Publié le par Remigin07

LE JUBÉ DE SAINT-ÉTIENNE-DU-MONT

 

       

St-Etienne-du-Mont-jube-2--320x200-.jpg        Clôture se présentant généralement sous la forme d’une galerie transversale séparant le chœur réservés au clercs, de la nef, pour les fidèles. La lecture de l’Epître et la proclamation de l’Evangile s’effectuaient du haut du jubé, sur la tribune.

        

         Il tient son nom des premiers mots de la formule latine « Jube domine benedicere » (Veuillez, Seigneur, me bénir) que prononçait le prêtre avant la proclamation de l’Evangile.

        

         Le Concile de Trente qui se déroula entre 1545 et 1563 fut fatal aux jubés. Le but de cette assemblée était de faire évoluer la liturgie chrétienne pour faire face au succès des églises protestantes. Le chœur devant désormais être visible pour les fidèles, ils ont été condamnés puis détruits aux siècles suivants.
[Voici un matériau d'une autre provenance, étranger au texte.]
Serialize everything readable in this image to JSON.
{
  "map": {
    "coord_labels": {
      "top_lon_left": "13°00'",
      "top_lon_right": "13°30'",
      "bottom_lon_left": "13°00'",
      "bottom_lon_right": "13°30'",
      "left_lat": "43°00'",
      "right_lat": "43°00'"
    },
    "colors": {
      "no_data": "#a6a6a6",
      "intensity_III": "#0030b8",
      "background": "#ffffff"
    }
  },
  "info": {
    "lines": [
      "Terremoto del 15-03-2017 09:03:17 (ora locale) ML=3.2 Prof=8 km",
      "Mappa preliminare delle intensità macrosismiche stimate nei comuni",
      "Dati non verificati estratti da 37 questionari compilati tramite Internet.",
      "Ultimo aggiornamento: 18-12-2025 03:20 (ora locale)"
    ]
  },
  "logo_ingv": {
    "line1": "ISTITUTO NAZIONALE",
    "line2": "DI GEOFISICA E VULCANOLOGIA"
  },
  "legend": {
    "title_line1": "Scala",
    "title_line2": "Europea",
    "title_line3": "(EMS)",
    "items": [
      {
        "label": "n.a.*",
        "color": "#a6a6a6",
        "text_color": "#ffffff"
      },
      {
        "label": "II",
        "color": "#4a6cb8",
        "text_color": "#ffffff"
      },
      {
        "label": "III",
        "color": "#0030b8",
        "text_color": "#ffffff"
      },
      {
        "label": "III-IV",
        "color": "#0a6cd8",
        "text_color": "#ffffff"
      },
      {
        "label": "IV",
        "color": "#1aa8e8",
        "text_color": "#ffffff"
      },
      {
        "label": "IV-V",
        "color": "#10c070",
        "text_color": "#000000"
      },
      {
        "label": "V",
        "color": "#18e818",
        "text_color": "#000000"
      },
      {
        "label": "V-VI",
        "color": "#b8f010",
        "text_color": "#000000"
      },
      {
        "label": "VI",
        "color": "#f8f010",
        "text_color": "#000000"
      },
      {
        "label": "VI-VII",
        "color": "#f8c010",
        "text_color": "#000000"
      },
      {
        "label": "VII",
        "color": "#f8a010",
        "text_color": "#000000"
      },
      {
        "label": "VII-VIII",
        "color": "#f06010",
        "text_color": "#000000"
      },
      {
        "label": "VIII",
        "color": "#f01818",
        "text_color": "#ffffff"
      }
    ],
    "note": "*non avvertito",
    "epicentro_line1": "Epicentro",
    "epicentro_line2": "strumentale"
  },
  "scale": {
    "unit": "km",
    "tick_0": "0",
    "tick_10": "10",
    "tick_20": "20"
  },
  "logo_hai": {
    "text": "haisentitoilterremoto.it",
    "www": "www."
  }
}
Des chaires furent édifiées à la place dans la nef, pour la proclamation des Evangiles.

        

         Le jubé de Saint-Etienne fut réalisé entre 1521 et 1545. C’est le dernier jubé encore existant dans la capitale.  Sculpté en marbre blanc, il est formé d’un grand arc central de 9 mètres d’ouverture, en anse de panier, traversant le chœur, et desservi par des escaliers en spirales.

         Il est complété par deux portes marquant l’entrée du déambulatoire (ou les bas-côtés du chœur). Les vantaux de ces portes sont à claire-voie, décorés de pilastres et surmontés d’entablements où sont assis, au milieu de frontons triangulaires, deux adorateurs en pierre.

 

         La décoration du jubé se compose de rinceaux et d’entrelacs au niveau des escaliers et des frises et d’anges en bas-relief sur l’archivolte. La tribune est surmontée de l’ornementation principale, la crucifixion, tournée vers les fidèles.

 

         En conclusion, il ne reste en France que très peu de jubés. Seule la Bretagne en conserve encore quelques uns. On peut encore en trouver à l’église Sainte-Madeleine à Troyes ou dans la cathédrale d’Albi.